Il n’est pas rare que l’on parle de « la Belgique, pays de cocagne ». Il y a là, certes une part de vérité. Nous avons la chance de vivre en paix dans un pays démocratique qui globalement respecte les Droits de l’Homme. Chez nous existe pour presque tous une garantie de revenus. La Belgique a joué un rôle moteur et exemplaire dans la lutte contre la pauvreté depuis 1975 (Minimex) et aussi 1994, année du Rapport Général sur la Pauvreté.

Mais un optimisme béat n’est plus de mise. Des indices sérieux montrent que la pauvreté s’aggrave de façon alarmante dans notre pays.

De plus en plus de ménages vivent en situation de privation matérielle. Les chiffres de santé montrent un accroissement des inégalités avec un report des soins de plus en plus fréquent. De plus en plus d’enfants entament l’année scolaire sans l’équipement adéquat, coûteux il est vrai. Pire, certains enfants ne trouvent pas d’école.

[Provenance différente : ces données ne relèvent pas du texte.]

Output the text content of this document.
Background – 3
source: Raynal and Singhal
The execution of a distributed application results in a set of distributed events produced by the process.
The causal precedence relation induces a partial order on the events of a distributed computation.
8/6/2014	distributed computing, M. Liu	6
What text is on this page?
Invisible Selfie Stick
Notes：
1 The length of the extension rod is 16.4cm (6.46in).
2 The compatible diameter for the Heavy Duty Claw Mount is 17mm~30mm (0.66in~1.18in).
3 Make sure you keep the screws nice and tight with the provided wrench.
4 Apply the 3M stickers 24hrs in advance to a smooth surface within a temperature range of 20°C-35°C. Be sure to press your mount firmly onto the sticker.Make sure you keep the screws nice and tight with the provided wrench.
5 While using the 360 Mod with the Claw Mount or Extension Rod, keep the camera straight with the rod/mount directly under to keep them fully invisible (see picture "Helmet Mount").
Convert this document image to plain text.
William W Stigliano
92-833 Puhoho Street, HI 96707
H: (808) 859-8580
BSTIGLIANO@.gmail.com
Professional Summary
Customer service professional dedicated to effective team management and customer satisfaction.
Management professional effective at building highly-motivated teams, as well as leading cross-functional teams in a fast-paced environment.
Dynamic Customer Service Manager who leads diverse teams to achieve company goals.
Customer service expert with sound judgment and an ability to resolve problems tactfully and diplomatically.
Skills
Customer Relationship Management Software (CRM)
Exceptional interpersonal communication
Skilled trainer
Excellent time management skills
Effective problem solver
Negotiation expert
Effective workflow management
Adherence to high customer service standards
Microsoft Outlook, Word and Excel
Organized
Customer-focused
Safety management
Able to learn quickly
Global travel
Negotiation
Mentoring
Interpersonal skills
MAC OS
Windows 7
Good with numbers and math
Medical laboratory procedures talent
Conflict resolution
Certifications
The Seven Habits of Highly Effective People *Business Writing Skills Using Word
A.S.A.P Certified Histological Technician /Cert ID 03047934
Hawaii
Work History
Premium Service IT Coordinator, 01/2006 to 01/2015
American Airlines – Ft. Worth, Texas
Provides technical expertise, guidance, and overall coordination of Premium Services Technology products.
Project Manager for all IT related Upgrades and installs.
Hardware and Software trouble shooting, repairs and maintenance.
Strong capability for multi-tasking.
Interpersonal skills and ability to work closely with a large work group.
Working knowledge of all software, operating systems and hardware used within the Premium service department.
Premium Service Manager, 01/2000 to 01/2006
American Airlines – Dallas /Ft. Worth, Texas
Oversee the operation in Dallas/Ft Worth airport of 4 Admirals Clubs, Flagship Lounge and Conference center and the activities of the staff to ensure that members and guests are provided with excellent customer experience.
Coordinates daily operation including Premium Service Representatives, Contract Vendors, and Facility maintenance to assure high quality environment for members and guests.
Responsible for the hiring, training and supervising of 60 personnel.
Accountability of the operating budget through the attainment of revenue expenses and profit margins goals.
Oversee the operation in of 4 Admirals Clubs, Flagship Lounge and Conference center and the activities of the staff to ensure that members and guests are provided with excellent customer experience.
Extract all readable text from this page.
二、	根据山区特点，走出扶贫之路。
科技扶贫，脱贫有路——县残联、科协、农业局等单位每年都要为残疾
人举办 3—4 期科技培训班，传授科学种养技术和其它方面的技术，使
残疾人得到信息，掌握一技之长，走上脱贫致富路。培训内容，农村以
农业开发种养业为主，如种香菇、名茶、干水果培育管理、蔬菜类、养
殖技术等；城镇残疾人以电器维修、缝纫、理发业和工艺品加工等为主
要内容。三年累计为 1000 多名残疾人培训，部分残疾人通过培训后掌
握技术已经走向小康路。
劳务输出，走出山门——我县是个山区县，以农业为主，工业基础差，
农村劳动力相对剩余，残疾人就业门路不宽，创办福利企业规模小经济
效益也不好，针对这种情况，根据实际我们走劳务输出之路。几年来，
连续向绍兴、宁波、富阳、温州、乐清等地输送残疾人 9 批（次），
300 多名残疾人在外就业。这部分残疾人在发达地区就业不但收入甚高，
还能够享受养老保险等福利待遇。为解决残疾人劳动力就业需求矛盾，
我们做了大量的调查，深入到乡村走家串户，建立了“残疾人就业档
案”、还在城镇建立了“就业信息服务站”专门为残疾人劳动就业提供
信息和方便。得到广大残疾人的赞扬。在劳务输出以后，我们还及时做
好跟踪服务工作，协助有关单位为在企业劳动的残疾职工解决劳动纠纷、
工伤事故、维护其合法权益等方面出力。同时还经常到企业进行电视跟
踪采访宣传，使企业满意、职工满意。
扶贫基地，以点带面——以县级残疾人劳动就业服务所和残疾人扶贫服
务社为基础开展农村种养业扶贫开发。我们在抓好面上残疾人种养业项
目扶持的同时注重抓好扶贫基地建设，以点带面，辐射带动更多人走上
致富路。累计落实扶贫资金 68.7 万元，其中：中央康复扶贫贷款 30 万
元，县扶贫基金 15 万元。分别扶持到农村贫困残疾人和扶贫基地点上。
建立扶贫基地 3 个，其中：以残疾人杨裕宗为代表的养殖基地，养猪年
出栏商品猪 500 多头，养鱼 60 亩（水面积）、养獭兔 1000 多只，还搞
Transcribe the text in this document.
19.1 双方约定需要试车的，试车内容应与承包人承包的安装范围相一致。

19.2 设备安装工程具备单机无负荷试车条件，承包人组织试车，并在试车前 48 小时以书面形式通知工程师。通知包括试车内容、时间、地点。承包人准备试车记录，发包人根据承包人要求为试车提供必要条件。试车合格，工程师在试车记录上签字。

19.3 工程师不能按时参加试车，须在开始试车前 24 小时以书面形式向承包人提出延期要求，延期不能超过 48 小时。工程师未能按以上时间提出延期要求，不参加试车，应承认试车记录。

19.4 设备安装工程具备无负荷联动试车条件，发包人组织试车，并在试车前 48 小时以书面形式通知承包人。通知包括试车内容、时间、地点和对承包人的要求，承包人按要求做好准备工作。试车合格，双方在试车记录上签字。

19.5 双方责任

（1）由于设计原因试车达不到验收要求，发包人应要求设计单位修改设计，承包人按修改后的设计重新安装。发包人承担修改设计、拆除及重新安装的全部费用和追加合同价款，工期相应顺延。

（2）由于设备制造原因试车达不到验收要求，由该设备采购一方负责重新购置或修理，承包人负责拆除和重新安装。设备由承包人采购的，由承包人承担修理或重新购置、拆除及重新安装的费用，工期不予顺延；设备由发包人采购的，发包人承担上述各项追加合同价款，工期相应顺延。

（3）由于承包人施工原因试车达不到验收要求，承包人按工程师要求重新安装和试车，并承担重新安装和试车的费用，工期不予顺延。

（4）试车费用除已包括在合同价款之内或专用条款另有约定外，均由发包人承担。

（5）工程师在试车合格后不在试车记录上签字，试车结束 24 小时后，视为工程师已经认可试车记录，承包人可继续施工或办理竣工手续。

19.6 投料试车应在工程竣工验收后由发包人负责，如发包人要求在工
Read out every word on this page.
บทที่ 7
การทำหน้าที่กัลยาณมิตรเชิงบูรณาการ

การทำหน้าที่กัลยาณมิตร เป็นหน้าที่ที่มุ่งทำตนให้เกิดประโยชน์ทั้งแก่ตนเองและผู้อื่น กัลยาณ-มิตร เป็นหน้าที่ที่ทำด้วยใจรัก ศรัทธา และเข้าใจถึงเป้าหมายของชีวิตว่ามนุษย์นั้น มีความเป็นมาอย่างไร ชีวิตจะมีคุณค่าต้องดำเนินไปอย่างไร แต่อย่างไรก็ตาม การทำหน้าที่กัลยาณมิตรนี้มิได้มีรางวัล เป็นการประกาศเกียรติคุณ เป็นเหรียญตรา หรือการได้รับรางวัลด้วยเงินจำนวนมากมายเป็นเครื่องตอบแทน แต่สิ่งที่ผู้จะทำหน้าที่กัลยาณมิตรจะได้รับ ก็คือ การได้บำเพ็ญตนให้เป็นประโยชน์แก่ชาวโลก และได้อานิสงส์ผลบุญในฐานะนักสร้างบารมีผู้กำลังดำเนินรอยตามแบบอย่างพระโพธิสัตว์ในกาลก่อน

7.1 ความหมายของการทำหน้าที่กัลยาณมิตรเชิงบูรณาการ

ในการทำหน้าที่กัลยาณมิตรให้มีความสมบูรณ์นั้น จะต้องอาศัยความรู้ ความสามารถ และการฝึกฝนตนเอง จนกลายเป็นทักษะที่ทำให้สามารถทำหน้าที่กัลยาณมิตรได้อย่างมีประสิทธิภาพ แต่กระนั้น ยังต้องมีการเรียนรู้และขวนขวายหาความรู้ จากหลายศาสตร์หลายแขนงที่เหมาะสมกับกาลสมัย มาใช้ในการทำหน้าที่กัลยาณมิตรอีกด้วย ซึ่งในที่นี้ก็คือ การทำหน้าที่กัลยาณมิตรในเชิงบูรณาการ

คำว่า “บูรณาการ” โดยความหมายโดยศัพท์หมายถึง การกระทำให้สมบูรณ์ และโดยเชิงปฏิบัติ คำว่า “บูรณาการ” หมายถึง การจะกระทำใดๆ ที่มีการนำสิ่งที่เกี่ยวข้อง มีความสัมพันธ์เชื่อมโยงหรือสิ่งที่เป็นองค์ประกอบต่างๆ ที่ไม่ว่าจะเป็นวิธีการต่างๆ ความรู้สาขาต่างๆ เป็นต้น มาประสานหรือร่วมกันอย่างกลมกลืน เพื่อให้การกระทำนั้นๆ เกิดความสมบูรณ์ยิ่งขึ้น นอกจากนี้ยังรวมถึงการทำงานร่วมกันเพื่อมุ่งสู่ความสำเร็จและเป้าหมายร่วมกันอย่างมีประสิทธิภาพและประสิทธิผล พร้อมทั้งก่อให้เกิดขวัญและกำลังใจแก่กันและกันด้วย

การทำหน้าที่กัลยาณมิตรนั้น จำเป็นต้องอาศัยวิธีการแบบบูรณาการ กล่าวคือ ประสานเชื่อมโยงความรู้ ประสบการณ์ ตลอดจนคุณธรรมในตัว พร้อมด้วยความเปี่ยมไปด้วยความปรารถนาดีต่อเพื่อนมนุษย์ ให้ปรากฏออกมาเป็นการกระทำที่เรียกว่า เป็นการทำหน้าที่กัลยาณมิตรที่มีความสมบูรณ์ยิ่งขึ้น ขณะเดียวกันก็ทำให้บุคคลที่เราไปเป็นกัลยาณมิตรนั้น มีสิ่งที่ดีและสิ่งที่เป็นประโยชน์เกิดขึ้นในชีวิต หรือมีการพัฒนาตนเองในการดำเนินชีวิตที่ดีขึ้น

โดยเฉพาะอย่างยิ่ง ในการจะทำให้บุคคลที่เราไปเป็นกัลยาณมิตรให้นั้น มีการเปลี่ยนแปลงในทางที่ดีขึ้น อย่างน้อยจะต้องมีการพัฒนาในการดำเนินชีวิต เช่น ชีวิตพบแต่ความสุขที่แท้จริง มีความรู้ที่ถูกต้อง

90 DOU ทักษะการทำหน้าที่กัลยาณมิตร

Parallèlement, les initiatives d’appel à la générosité du public se multiplient (Télévie, Téléthon, Viva for Life…). La mendicité est autant présente que réprimée dans nos villes. Pourquoi tant de mains tendues ?

Si nous voulons vraiment lutter contre la pauvreté, un sursaut démocratique est nécessaire. Nous devons engager des politiques porteuses d’espoir et d’avenir. Nous pouvons recréer un meilleur « vivre ensemble ». Les inégalités creusent des fossés, érigent des barrières. Quelle société voulons-nous ? Il est temps, grand temps de se ressaisir.

La notion de service public doit reprendre tout son sens, toute sa valeur, toute sa dignité et permettre à tous une vie digne qui permette de bâtir l’avenir.

C’est la signification essentielle du rassemblement du 17 octobre à Bruxelles auquel vous êtes conviés.